4.5. The Complexity of a Decision Function and the Size of the Labeled Dataset
The costs associated with labeling scale also very poorly as the complexity of the problem increases. The more complex the decision function that a machine learning should learn, the more labeled data the system will require. As a consequence of the increase in the complexity of a decision function, the labeled dataset will need to be larger so that it samples better the decision space:
While clusterization might be used to replace classification if the clusters in a dataset are strongly separated, few labeled examples would be required in that case to perform the classification task, thus invalidating the condition discussed in this paragraph.

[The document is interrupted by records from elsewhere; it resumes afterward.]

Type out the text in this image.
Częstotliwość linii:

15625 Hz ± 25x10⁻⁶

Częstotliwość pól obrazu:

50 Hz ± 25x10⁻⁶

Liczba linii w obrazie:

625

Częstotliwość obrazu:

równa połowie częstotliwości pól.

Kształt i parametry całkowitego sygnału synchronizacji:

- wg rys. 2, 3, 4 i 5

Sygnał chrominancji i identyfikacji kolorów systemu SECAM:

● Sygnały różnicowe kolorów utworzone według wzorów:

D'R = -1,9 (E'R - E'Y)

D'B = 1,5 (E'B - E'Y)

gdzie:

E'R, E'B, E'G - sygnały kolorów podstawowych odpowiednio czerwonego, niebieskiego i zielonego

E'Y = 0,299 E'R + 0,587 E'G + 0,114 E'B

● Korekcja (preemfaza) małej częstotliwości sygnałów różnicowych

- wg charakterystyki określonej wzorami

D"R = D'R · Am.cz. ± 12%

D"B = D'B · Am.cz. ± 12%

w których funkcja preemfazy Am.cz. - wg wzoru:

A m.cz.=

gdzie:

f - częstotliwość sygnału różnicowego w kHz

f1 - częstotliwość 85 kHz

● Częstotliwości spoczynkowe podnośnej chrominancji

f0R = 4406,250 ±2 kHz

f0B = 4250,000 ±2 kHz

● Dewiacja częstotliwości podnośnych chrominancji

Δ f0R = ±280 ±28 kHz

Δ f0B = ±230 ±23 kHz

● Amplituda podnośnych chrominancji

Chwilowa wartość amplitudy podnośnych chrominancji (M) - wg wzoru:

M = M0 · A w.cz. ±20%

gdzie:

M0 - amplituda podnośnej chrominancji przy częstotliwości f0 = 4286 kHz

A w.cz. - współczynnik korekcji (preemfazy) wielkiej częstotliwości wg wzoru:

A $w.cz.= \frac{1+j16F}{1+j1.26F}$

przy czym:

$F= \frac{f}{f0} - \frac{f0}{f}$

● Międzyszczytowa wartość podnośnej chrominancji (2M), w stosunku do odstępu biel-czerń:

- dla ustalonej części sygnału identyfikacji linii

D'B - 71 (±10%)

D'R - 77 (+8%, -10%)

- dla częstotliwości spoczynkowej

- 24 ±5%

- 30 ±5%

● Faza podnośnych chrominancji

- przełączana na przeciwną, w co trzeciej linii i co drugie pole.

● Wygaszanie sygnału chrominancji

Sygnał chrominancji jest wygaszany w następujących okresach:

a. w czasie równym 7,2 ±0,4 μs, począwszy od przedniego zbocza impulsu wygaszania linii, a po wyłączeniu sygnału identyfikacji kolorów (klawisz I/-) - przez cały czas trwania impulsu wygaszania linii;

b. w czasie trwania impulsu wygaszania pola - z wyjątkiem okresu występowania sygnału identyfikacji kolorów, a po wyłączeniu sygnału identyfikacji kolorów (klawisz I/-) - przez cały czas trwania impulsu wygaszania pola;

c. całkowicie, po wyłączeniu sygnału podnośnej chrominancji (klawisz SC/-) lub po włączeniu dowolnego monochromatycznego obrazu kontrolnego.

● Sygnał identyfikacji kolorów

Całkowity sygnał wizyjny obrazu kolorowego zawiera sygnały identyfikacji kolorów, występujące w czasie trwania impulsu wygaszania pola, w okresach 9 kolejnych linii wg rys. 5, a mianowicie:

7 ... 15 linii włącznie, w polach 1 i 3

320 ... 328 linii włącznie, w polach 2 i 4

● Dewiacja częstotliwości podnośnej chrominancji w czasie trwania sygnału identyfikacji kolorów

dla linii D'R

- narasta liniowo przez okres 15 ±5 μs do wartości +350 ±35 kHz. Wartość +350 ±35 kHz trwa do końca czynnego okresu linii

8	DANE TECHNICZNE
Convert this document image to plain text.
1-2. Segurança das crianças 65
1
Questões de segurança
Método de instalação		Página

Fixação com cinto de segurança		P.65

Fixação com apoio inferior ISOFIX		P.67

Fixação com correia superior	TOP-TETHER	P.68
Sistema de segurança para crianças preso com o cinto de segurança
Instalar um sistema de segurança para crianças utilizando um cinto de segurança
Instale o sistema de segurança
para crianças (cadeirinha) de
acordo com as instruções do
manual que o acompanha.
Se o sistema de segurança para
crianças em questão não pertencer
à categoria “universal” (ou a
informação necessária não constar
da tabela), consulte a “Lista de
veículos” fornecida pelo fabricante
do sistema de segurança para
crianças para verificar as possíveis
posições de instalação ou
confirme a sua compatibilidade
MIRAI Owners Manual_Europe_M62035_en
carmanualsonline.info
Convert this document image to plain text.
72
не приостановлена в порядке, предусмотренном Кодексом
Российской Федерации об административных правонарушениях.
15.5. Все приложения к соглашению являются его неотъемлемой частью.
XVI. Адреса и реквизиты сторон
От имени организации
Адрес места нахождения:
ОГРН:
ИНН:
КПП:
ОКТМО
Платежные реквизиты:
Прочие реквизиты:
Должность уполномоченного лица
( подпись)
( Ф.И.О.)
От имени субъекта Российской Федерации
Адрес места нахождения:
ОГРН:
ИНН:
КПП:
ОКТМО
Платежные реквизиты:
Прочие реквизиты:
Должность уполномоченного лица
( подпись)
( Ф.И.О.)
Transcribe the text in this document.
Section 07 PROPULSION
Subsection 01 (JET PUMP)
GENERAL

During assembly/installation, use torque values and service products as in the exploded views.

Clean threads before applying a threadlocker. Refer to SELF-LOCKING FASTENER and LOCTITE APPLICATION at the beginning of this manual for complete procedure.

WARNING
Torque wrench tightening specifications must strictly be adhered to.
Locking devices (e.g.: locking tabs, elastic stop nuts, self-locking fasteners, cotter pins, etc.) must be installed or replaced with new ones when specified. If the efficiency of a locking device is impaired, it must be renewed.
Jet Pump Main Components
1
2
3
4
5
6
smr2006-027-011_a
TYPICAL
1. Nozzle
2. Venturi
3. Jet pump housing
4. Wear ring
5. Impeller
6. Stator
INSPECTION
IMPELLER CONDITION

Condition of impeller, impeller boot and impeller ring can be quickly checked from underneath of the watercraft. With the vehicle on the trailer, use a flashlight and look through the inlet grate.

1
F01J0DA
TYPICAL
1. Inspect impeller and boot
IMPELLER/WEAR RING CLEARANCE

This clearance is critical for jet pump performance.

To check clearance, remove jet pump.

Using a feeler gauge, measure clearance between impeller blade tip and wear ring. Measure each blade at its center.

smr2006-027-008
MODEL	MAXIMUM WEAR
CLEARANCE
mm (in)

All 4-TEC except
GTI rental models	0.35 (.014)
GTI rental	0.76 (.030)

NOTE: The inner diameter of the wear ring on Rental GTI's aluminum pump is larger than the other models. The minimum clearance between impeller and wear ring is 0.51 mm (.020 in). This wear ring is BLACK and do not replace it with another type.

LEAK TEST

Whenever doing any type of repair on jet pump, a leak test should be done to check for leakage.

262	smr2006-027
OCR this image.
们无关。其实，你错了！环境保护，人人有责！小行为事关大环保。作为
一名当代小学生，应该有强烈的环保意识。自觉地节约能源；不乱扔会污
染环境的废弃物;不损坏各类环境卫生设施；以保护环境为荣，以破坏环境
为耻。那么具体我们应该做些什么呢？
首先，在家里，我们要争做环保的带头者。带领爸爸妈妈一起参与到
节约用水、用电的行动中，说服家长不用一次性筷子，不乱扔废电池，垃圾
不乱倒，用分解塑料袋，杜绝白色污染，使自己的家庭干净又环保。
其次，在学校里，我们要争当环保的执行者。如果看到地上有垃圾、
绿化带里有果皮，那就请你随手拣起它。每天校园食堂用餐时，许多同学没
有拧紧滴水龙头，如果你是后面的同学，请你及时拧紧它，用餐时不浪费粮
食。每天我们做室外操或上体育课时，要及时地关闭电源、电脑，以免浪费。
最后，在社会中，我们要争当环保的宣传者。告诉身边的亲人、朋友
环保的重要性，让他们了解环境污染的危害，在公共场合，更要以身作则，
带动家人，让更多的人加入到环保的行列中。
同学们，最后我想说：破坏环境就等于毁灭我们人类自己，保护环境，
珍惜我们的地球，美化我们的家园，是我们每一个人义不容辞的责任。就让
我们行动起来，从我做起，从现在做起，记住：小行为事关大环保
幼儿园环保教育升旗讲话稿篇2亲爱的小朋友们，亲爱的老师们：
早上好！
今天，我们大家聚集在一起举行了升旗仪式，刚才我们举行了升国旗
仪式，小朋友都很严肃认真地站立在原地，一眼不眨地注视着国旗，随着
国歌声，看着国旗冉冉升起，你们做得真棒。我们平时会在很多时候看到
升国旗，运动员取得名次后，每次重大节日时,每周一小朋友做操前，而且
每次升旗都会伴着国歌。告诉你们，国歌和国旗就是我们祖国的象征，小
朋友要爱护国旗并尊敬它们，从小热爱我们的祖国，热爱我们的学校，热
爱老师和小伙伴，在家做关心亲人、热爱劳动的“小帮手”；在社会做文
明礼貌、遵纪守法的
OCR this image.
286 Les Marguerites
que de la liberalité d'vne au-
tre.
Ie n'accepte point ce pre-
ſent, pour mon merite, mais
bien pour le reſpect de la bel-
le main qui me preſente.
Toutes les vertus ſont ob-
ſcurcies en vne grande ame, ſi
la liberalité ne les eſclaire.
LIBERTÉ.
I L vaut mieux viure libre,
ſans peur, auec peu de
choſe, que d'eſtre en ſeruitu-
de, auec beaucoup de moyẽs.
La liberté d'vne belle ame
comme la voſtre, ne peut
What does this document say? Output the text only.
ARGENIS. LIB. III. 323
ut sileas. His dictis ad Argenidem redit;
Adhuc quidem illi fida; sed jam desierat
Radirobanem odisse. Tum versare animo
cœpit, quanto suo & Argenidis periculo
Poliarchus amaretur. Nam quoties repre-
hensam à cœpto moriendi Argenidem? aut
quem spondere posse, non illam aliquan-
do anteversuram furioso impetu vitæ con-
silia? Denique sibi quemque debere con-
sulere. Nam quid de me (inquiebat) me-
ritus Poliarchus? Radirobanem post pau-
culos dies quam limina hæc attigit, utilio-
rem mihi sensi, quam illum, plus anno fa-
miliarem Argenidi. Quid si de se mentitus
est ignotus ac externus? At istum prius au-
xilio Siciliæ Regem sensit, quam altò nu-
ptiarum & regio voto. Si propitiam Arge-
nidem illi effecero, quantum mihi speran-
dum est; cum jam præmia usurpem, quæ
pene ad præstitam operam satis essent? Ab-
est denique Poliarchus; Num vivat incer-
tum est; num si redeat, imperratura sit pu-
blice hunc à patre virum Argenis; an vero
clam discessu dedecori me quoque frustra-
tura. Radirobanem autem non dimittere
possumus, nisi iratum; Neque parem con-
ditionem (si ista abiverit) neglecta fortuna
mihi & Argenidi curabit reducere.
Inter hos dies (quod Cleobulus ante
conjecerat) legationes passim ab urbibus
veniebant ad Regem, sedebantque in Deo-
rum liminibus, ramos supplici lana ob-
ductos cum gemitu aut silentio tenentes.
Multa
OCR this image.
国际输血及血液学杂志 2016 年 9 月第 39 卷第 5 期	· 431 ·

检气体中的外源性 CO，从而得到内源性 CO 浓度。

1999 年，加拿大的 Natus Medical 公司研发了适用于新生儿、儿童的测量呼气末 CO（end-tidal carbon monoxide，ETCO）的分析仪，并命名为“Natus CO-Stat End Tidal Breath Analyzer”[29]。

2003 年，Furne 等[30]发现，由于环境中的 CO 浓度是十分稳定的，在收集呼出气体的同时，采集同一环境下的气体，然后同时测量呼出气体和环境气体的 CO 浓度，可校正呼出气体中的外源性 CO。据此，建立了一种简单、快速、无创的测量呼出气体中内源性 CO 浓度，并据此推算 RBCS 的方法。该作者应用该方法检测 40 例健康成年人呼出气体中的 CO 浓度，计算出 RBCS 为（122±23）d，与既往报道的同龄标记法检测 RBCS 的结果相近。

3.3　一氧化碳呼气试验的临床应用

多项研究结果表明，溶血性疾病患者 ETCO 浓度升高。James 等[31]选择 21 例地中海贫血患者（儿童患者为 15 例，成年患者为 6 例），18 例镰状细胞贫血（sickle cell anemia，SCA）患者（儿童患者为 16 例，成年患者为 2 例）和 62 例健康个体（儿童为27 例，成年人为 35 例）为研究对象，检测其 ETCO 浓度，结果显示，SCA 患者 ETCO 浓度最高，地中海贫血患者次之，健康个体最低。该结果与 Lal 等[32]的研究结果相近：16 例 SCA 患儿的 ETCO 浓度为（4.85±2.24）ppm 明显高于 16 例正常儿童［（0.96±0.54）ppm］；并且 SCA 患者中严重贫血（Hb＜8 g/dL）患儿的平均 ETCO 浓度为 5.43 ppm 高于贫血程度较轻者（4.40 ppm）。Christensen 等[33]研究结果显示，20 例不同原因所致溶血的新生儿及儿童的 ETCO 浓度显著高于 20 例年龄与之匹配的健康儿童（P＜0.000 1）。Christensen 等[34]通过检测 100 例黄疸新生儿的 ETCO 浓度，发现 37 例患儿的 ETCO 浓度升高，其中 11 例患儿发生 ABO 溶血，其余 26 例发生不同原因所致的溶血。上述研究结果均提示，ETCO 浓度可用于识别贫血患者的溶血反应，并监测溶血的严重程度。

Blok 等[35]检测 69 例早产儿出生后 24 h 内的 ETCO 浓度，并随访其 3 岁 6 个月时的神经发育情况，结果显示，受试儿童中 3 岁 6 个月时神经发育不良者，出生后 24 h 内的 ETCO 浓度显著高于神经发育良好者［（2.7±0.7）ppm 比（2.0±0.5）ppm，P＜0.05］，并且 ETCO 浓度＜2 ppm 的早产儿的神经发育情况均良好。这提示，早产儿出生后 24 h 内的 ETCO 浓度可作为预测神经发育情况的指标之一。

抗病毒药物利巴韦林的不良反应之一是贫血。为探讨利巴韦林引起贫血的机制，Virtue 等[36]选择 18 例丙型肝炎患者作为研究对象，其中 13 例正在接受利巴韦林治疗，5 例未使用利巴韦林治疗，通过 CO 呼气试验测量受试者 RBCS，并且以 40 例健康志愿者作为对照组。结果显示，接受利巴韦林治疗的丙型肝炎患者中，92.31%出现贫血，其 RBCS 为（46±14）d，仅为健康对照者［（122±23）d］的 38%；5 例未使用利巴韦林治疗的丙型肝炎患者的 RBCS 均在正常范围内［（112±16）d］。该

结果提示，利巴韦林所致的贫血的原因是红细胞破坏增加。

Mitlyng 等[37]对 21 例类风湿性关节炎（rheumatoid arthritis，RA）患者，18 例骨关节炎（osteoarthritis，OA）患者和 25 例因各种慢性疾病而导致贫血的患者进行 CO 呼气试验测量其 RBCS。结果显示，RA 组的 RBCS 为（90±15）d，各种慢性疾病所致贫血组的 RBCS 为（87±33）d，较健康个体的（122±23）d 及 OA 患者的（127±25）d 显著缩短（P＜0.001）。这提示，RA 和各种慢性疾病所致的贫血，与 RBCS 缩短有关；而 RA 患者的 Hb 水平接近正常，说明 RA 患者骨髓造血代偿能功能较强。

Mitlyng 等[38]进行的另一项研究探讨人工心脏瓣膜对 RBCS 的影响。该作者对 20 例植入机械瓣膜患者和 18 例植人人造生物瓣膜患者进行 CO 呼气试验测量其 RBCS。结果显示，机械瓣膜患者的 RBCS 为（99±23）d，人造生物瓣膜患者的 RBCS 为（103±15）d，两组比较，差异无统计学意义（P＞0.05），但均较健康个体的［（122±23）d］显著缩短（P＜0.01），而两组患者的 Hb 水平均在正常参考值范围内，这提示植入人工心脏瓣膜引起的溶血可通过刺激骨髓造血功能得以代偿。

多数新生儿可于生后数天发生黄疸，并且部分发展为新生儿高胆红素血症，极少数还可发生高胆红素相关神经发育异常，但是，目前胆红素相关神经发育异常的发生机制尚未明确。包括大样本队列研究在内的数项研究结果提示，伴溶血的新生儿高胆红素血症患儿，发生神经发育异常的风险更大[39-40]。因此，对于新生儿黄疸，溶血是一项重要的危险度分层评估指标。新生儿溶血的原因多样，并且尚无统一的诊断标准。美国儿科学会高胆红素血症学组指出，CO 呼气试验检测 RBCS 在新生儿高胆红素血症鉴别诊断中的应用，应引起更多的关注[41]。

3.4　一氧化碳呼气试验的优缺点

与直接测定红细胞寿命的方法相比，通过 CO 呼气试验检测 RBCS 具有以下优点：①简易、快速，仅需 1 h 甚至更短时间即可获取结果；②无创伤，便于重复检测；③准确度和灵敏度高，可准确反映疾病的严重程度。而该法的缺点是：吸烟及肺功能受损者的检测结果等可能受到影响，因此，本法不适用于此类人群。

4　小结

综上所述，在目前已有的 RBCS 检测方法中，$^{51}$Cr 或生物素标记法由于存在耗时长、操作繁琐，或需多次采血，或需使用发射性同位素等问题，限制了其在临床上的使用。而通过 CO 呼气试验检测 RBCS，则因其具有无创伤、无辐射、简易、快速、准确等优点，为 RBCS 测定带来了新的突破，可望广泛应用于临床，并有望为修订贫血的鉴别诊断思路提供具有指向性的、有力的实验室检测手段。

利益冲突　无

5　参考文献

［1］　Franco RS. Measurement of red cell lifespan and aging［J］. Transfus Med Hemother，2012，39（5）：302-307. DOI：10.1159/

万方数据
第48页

In this article, we’ve studied a Bayesian and information-theoretic explanation of the difference between labeled and unlabeled data.
First, we suggested considering all data originating from sensors or measurements as generally unlabeled. If we do so, we can then treat labeled data as unlabeled data to which we add prior knowledge on its structure or function.
We’ve also seen how we can derive the distinction between labeled and unlabeled data from basic principles of the architecture of machine learning systems. Labeled data is data that is shaped by assumptions on the way in which the world functions.
We’ve finally seen the criteria according to which we select one over the other. These, in particular, are the type and objective of the task, and the availability of labeled data.